Faute d’être en mesure de prolonger la Libération dans une voie révolutionnaire, les anarchistes auraient sans doute pu s’inviter au Conseil national de la Résistance. La plupart des Espagnols étaient membres de la CNT et leur nombre n’était pas ridicule. Selon Pépito Rosell, les anars avaient alors des chances de développement aussi grandes que les autres mouvements. Mal organisés et probablement écœurés par la partie de poker menteur qui se jouait en haut lieu, tous sont rentrés « chez eux » la mort dans l’âme. En engageant dans la Résistance de nombreux compagnons à titre individuel et non comme représentants du mouvement libertaire organisé, les anarchistes ont peut-être raté le coche de l’histoire. Question subsidiaire : avec une force libertaire conséquente en France, le cours du franquisme aurait-il été changé ?

Il ne s’agit pas de nous lamenter et de revendiquer notre place dans les défilés militaires cocardiers ou de courir après les remises de médailles. Que l’on se rassure, nous n’avions aucune envie de participer au show consensuel qui transformait la lutte antinazie en commémoration patriotique franchouillarde. Le sirop qui s’écoulait de la célébration du 60e anniversaire de la Libération avait un goût bien trop amer. Notamment quand on osait glorifier certains fonctionnaires passés in extremis de la collaboration la plus zélée à la « résistance »…

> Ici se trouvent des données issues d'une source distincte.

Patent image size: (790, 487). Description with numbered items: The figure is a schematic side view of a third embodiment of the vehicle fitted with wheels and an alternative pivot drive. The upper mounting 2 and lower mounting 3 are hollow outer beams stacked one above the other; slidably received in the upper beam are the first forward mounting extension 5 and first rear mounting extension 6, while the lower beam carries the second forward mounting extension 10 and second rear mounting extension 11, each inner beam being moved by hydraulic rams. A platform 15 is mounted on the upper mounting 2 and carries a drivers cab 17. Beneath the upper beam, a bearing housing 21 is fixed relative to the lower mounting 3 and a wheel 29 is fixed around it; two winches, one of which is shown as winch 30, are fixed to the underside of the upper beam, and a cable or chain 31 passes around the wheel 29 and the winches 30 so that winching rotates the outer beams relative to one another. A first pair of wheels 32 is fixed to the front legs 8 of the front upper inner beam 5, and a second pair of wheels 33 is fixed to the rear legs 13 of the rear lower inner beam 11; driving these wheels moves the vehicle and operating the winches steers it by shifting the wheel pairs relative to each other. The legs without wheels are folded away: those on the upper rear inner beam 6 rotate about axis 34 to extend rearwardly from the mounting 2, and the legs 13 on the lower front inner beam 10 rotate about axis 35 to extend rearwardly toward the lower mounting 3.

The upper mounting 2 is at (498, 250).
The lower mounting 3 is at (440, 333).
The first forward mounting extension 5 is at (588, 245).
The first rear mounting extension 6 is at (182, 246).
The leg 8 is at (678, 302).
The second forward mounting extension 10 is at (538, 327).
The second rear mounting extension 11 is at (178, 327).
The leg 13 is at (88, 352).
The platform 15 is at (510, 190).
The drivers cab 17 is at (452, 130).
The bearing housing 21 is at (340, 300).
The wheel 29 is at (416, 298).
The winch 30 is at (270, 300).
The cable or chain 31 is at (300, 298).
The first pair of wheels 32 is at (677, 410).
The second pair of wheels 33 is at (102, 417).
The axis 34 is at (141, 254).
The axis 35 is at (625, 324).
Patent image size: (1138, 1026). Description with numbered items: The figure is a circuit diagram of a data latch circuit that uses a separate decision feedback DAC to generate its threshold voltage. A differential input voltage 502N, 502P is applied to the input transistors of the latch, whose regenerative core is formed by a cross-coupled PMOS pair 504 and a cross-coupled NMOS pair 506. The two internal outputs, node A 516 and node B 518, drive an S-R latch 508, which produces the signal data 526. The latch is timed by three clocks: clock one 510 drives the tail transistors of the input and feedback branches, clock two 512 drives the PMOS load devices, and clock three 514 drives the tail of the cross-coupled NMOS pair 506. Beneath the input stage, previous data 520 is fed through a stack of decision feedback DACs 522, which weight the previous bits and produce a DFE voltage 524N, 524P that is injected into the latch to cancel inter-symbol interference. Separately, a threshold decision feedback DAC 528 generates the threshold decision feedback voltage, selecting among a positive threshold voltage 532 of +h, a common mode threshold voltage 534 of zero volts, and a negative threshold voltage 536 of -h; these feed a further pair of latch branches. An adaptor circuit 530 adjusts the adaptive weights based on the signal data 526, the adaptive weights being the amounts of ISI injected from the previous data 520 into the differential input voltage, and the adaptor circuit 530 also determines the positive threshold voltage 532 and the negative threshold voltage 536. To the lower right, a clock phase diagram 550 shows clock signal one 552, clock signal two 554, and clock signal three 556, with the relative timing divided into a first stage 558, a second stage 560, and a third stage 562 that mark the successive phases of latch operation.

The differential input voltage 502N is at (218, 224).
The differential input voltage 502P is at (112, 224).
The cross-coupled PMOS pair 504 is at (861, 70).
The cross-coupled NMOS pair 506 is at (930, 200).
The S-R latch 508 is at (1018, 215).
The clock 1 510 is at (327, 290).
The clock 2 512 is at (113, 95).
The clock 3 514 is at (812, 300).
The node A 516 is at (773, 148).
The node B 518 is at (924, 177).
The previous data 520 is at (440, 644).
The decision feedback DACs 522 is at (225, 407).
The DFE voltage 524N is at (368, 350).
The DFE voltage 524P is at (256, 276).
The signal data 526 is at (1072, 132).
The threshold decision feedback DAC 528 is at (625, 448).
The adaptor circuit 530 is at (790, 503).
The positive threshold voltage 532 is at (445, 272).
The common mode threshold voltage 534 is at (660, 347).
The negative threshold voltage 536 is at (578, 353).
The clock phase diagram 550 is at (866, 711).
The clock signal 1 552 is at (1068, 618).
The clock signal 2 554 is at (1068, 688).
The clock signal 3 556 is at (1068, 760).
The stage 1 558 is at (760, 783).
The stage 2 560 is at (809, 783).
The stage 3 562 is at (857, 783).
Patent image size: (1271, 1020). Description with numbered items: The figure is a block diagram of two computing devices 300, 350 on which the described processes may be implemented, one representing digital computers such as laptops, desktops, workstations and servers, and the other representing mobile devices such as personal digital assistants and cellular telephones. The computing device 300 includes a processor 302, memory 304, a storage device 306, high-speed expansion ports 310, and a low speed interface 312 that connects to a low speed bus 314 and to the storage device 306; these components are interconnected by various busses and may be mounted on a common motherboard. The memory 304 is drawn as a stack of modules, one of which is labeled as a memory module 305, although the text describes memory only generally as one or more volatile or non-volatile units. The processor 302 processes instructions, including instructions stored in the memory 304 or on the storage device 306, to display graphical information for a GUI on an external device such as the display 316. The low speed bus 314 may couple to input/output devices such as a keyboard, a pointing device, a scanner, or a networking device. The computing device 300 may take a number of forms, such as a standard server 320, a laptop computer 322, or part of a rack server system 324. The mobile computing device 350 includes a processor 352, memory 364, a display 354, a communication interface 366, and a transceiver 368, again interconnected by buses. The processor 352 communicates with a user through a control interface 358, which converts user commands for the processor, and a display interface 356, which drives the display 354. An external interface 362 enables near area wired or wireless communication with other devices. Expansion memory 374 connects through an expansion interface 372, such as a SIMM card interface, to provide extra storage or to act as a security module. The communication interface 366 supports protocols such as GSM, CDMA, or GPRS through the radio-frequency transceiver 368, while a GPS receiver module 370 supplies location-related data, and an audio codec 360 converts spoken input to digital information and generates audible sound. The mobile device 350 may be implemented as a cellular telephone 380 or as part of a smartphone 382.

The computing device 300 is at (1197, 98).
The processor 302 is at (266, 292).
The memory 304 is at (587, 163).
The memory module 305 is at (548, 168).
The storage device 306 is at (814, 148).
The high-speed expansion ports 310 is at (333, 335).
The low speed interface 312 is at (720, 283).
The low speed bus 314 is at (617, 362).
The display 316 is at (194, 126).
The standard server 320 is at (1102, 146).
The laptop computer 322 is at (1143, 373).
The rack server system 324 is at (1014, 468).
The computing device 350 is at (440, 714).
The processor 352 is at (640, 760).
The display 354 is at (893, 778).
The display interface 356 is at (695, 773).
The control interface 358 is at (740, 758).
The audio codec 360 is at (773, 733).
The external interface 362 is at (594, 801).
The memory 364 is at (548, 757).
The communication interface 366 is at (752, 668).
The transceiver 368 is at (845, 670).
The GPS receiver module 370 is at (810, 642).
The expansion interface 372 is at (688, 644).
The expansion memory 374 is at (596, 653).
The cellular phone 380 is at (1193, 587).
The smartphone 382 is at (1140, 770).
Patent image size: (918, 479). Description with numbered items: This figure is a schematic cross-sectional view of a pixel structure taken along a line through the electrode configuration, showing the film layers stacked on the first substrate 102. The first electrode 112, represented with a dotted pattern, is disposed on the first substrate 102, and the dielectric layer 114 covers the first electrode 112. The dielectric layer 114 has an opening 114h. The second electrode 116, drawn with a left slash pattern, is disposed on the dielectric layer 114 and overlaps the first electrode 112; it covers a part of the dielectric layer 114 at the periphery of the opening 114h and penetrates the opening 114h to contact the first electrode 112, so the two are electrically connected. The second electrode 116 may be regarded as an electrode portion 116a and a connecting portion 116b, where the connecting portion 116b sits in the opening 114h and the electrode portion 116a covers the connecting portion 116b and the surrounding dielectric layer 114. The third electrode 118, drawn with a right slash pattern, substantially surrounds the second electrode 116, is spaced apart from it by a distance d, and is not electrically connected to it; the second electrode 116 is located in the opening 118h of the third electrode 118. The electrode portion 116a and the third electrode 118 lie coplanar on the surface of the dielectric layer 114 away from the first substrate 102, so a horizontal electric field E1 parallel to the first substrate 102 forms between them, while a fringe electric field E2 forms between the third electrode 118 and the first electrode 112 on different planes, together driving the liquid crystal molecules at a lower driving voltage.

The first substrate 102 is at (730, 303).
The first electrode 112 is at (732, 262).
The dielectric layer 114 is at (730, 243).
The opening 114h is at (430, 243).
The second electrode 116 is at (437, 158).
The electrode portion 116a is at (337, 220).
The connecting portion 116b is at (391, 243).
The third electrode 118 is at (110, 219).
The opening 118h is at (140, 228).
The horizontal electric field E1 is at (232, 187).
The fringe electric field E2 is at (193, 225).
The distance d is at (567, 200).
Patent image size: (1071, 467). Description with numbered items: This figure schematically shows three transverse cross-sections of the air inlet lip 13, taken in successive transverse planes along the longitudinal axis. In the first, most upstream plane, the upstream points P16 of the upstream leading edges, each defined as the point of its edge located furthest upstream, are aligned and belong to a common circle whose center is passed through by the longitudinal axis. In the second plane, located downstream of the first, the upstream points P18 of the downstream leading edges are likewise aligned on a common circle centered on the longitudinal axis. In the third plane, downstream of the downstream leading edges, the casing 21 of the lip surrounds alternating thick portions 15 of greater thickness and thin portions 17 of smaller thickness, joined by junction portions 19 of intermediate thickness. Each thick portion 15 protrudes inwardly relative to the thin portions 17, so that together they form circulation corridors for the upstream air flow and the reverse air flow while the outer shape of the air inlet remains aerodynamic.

Pour conclure provisoirement, disons qu’un travail historique sérieux est à entreprendre pour reconstituer tous les aspects de l’action libertaire contre le fascisme européen. Ce serait un minimum pour la mémoire des militants désintéressés qui n’ont rien monnayé contre leurs actions.

Paco, membre du groupe Zéro de conduite de la FA du Havre


1. Collectif, La Résistance anarcho-syndicaliste allemande au nazisme, éditions du Monde libertaire. 2000.

2. Denis Fernandez Recatala, « Ces Espagnols qui ont libéré Paris », in Le Monde diplomatique, août 2004.

3. Collectif, Increvables anarchistes, nº 7, « De la résistance anti-fasciste aux luttes anti-coloniales », éditions du Monde libertaire. 2000.